47 years ago today, The Doors released the first and only #1 album of their career, although the album's title track wouldn't turn up for another two years.

Waiting for the Sun is arguably best known for featuring one of the band's biggest hits, “Hello, I Love You,” but what's ironic is that the song in question is one of only two tracks that had been left loitering around unused since the band's original 1965 demo. Otherwise, the rest of the material was freshly written, including a track which was so fresh that it ultimately ended up not even being finished…well, at least not finished to its writer's satisfaction, anyway. That track was “Not to Touch the Earth,” which was really just a portion of a much longer work entitled “The Celebration of the Lizard” that Jim Morrison had envisioned as being an album-long piece, but they couldn't come up with a take that all four members liked well enough to move forward with it, so they went with the excerpt which appears on Side One.

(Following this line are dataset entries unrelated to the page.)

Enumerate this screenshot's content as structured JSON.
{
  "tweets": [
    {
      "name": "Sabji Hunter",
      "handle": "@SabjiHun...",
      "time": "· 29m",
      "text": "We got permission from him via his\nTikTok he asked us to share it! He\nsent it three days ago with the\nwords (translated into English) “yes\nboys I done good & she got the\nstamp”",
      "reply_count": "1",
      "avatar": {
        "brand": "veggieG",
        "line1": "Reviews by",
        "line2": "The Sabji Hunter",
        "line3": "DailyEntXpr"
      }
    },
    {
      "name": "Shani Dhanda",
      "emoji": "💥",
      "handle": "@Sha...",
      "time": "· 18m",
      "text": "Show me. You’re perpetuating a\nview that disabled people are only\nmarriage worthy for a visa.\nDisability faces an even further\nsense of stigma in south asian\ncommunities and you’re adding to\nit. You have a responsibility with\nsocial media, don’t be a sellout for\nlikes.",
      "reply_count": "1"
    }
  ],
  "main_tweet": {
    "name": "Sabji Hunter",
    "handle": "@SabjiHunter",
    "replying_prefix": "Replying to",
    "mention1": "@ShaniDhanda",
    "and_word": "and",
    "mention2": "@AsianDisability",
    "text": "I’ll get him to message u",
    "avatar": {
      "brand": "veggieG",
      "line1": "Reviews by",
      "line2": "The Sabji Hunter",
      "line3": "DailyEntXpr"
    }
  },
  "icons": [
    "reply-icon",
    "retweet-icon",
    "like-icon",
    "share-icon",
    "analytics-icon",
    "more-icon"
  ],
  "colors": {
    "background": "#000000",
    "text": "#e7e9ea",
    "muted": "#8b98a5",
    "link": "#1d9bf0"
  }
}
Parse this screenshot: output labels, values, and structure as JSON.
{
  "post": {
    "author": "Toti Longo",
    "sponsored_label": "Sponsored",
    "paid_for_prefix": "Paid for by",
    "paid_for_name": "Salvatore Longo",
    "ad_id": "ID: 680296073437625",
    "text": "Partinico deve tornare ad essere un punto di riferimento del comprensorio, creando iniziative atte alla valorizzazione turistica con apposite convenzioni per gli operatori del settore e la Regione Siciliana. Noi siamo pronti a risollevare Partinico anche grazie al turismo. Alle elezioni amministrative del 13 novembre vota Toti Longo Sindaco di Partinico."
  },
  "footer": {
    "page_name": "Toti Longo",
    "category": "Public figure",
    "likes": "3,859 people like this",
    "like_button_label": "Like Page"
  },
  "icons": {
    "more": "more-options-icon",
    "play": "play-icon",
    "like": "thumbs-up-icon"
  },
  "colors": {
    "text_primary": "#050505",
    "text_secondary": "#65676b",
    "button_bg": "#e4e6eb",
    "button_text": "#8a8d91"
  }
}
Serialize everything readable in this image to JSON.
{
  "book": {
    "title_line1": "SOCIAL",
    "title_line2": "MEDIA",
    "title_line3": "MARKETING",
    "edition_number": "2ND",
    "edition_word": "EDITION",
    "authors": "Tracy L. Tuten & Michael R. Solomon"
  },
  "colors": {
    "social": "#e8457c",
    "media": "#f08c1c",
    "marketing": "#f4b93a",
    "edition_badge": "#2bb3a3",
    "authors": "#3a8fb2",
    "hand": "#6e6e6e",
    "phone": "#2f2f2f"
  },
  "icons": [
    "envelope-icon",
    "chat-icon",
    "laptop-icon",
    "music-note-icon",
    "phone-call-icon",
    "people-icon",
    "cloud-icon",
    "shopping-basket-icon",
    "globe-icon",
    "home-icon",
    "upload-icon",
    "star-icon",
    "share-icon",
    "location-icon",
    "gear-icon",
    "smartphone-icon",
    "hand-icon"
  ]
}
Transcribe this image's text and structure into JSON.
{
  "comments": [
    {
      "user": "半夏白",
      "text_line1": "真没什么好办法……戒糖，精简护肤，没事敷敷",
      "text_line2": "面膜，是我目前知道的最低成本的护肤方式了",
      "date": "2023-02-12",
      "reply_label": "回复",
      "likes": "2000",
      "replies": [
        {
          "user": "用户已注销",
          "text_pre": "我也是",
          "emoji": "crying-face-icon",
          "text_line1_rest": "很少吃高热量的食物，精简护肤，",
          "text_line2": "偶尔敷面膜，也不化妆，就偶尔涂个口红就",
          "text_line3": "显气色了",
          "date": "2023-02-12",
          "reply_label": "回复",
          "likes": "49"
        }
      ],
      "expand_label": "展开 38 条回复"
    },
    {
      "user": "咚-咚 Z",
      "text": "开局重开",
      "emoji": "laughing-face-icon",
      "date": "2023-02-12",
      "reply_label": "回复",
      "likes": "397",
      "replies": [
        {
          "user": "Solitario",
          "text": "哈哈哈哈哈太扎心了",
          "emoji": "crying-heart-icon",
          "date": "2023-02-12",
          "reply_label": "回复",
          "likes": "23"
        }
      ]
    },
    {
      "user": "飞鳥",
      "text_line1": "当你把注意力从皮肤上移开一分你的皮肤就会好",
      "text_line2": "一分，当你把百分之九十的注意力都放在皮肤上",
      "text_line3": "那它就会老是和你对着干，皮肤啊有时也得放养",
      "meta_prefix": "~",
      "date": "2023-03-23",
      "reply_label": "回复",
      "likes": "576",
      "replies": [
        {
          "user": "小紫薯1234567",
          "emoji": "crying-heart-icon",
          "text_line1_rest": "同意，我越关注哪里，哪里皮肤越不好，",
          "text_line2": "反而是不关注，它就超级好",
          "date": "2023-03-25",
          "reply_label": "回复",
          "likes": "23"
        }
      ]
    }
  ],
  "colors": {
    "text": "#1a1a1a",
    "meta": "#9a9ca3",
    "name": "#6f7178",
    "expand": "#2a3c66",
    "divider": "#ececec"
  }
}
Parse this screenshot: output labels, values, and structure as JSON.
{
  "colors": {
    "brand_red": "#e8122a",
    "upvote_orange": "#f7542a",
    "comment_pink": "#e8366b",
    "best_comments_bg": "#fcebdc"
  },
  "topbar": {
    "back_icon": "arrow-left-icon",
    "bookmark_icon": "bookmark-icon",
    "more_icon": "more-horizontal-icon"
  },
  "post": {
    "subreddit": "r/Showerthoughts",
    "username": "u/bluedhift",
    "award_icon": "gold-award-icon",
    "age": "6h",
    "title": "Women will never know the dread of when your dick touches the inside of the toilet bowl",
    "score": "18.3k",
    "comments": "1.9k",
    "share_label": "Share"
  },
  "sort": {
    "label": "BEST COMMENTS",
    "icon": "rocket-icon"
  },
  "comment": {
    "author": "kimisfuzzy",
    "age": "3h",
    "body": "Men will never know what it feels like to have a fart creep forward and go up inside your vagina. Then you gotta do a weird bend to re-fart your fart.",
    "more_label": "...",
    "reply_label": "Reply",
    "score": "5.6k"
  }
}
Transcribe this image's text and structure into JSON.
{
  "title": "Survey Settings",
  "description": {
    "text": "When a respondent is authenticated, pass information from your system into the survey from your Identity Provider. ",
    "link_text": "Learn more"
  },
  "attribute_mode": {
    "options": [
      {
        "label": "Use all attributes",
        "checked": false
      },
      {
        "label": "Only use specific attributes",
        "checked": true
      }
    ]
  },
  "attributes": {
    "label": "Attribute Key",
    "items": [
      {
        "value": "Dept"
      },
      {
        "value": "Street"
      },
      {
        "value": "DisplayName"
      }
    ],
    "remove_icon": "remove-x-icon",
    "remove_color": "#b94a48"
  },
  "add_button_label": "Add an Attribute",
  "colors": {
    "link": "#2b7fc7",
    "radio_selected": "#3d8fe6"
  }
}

Beyond that glitch in The Doors' original plan, however, Waiting for the Sun turned out to be a rather strong record, thanks to such tracks as the aforementioned “Hello, I Love You,” “Love Street,” “The Unknown Soldier,” “Spanish Caravan,” and the epic closer “Five to One.” Of course, critics didn't necessarily love it, mostly because of Morrison's artistic aspirations and self-destructive tendencies colliding, but it's still a favorite among fans because of its musical diversity.

Oh, and just in case you hadn't worked it out yet, the song “Waiting for the Sun” finally turned up on 1970's Morrison Hotel, which is a pretty good album in its own right.